Your eyesight's gone!
. . . but you look so natural and lifelike!
American society has been described as maintaining a stereotypic and often negative perception of older adults (Busse, 1968). This negative and/or stereotypic perception of aging and aged individuals is readily apparent in such areas as language, media, and humor. For example, such commonly used phrases as "over the hill" and "don't be an old fuddy-duddy" denote old age as a period of impotency and incompetency (Nuessel, 1982). The term used to describe this stereotypic and often negative bias against older adults is "ageism" (Butler, 1969).
Ageism can be defined as "any attitude, action, or institutional structure which subordinates a person or group because of age or any assignment of roles in society purely on the basis of age" (Traxler, 1980, p. 4). As an "ism", ageism reflects a prejudice in society against older adults.
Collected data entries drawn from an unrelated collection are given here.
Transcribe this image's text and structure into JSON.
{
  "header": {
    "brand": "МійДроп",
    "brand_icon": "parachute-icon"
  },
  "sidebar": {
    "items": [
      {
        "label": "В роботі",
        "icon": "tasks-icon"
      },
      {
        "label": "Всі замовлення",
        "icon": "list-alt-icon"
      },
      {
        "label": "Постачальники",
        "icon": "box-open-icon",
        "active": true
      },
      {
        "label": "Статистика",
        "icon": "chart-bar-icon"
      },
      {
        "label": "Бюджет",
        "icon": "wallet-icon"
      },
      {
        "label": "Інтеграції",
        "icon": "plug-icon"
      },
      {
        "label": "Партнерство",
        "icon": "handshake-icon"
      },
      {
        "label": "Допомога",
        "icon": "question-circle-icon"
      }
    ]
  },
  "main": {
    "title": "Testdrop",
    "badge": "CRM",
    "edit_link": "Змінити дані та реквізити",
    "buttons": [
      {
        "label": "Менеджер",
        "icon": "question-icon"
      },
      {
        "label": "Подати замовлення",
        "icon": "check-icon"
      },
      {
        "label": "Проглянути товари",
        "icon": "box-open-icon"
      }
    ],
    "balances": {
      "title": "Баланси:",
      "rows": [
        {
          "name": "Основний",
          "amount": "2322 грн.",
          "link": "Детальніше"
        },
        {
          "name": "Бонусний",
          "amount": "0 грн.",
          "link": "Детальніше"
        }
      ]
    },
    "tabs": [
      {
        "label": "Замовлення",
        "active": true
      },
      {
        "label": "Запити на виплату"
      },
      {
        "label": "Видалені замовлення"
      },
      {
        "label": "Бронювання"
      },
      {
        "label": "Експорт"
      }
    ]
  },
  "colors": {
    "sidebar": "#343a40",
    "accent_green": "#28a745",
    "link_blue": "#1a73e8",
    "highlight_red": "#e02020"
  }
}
Ageism, however, is different from other "isms" (sexism, racism etc.), for primarily two reasons. First, age classification is not static. An individual's age classification changes as one progresses through the life cycle. Thus, age classification is characterized by continual change, while the other classification systems traditionally used by society such as race and gender remain constant. Second, no one is exempt from at some point achieving the status of old, and therefore, unless they die at an early age, experiencing ageism. The later is an important distinction as ageism can thus affect the individual on two levels. First, the individual may be ageist with respect to others. That is s/he may stereotype other people on the basis of age. Second, the individual may be ageist with respect to self. Thus, ageist attitudes may affect the self concept.
Much research has been conducted concerning ageism. However, the empirical evidence is inconclusive. Some research demonstrates the existence of ageist attitudes (Golde & Kogan, 1959; Kastenbaum & Durkee, 1964a, 1964b; Tuckman & Lorge, 1953) and other research does not (Brubaker & Powers, 1976; Schonfield, 1985). This discrepancy is most likely the result of methodological differences and, in particular, methodological errors. A brief discussion of the major methodological errors or problems found in ageism research may be helpful in clarifying this point.
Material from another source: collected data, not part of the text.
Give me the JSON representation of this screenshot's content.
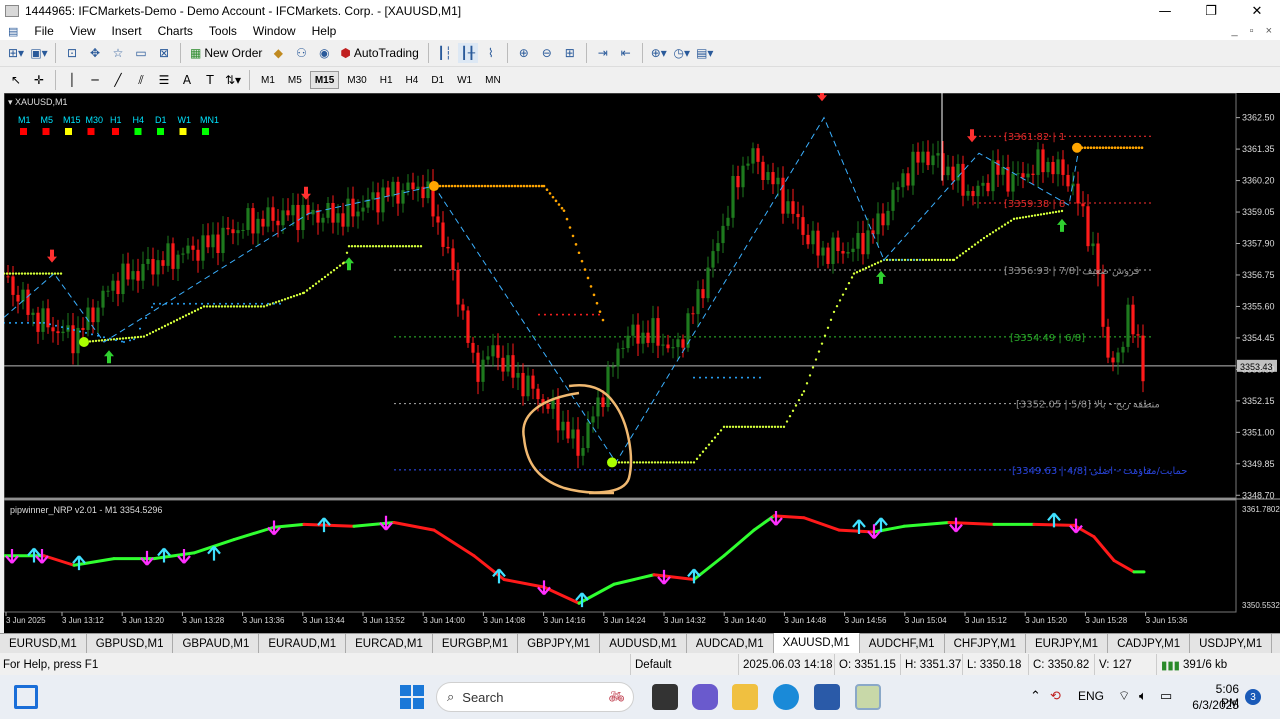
{
  "window": {
    "title": "1444965: IFCMarkets-Demo - Demo Account - IFCMarkets. Corp. - [XAUUSD,M1]",
    "min": "—",
    "max": "❐",
    "close": "✕"
  },
  "menu": [
    "File",
    "View",
    "Insert",
    "Charts",
    "Tools",
    "Window",
    "Help"
  ],
  "toolbar": {
    "new_order": "New Order",
    "autotrading": "AutoTrading"
  },
  "timeframes": [
    "M1",
    "M5",
    "M15",
    "M30",
    "H1",
    "H4",
    "D1",
    "W1",
    "MN"
  ],
  "active_timeframe": "M15",
  "chart": {
    "symbol_label": "XAUUSD,M1",
    "tf_indicators": [
      {
        "label": "M1",
        "color": "#ff0000"
      },
      {
        "label": "M5",
        "color": "#ff0000"
      },
      {
        "label": "M15",
        "color": "#ffff00"
      },
      {
        "label": "M30",
        "color": "#ff0000"
      },
      {
        "label": "H1",
        "color": "#ff0000"
      },
      {
        "label": "H4",
        "color": "#00ff00"
      },
      {
        "label": "D1",
        "color": "#00ff00"
      },
      {
        "label": "W1",
        "color": "#ffff00"
      },
      {
        "label": "MN1",
        "color": "#00ff00"
      }
    ],
    "price_labels": [
      "3362.50",
      "3361.35",
      "3360.20",
      "3359.05",
      "3357.90",
      "3356.75",
      "3355.60",
      "3354.45",
      "3353.30",
      "3352.15",
      "3351.00",
      "3349.85",
      "3348.70"
    ],
    "current_price": "3353.43",
    "level_texts": [
      "[3361.82 | 1",
      "[3359.38 | 8",
      "[3356.93 | 7/8] فروش ضعیف",
      "[3354.49 | 6/8]",
      "[3352.05 | 5/8] منطقه ربح - بالا",
      "[3349.63 | 4/8] حمایت/مقاومت - اصلی"
    ],
    "sub_label": "pipwinner_NRP v2.01 - M1 3354.5296",
    "sub_scale": [
      "3361.7802",
      "3350.5532"
    ],
    "time_labels": [
      "3 Jun 2025",
      "3 Jun 13:12",
      "3 Jun 13:20",
      "3 Jun 13:28",
      "3 Jun 13:36",
      "3 Jun 13:44",
      "3 Jun 13:52",
      "3 Jun 14:00",
      "3 Jun 14:08",
      "3 Jun 14:16",
      "3 Jun 14:24",
      "3 Jun 14:32",
      "3 Jun 14:40",
      "3 Jun 14:48",
      "3 Jun 14:56",
      "3 Jun 15:04",
      "3 Jun 15:12",
      "3 Jun 15:20",
      "3 Jun 15:28",
      "3 Jun 15:36"
    ],
    "colors": {
      "bull": "#1e7a1e",
      "bear": "#ff1a1a",
      "supertrend": "#d4ff3a",
      "orange": "#ffa500",
      "grid": "#555555"
    }
  },
  "tabs": [
    "EURUSD,M1",
    "GBPUSD,M1",
    "GBPAUD,M1",
    "EURAUD,M1",
    "EURCAD,M1",
    "EURGBP,M1",
    "GBPJPY,M1",
    "AUDUSD,M1",
    "AUDCAD,M1",
    "XAUUSD,M1",
    "AUDCHF,M1",
    "CHFJPY,M1",
    "EURJPY,M1",
    "CADJPY,M1",
    "USDJPY,M1",
    "GBP"
  ],
  "active_tab": "XAUUSD,M1",
  "status": {
    "help": "For Help, press F1",
    "profile": "Default",
    "datetime": "2025.06.03 14:18",
    "open": "O: 3351.15",
    "high": "H: 3351.37",
    "low": "L: 3350.18",
    "close": "C: 3350.82",
    "volume": "V: 127",
    "traffic": "391/6 kb"
  },
  "taskbar": {
    "search": "Search",
    "lang": "ENG",
    "time": "5:06 PM",
    "date": "6/3/2025",
    "badge": "3"
  }
}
The first major problem is that the majority of ageism research suffers from a mono-method bias. In other words, each study used only one method to operationally define the ageism construct. Methods commonly used have included sentence completion (Golde & Kogan, 1959), semantic differential (Kogan & Wallach, 1961; Rosencranz & McNevin, 1969), Likert scales (Kilty & Feld, 1976), and adjective checklists (Aaronson, 1966). The problem inherent in the use of a mono-method is that any effect found may be an artifact of the method employed rather than the construct under study. Thus, a researcher should employ more than one method to look for consistency in the results.
Another problem, according to Kogan (1979) is the use of within-subjects designs in ageism research. In other words, a subject will be asked to complete a questionnaire regarding both younger and older adults. Kogan asserts that by using this methodology, age is pushed to the foreground of a subject's mind. The subject thus becomes aware that the researcher is looking for age differences. Therefore, age differences are found.
The use of primarily younger populations to study ageism represents another problem with ageism research. The majority of ageism research uses children, adolescents, or young adults as subjects and examines their perception of older adults. Only a few studies have examined the perceptions of the population whom the construct affects most - older adults. Those studies which have used an older subject population have unfortunately used primarily institutionalized individuals as subjects (Kastenbaum & Durkee, 1964a; Tuckman & Lavell, 1957). Therefore, they do not represent the vast majority of older adults.
Another problem with much of ageism research is that it only examines the negative stereotypes of old age. More recent studies have suggested that while attitudes toward the aged are increasingly positive, they are still stereotypic (Austin, 1985). Therefore, ageism has been expanded to include positive stereotypic images. However, these are rarely studied (Brubaker & Powers, 1976).
Two additional problems are primarily theoretical in nature. First, ageism research rarely examines or attempts to understand the causes of ageism. Thus, while much theoretical work has been conducted concerning the factors contributing to ageism, little empirical research has been conducted in this area. Second, ageism research rarely examines the interaction between ageism and other "isms". As many individuals are in a position to experience more than one prejudice, the interaction between these prejudices needs to be examined.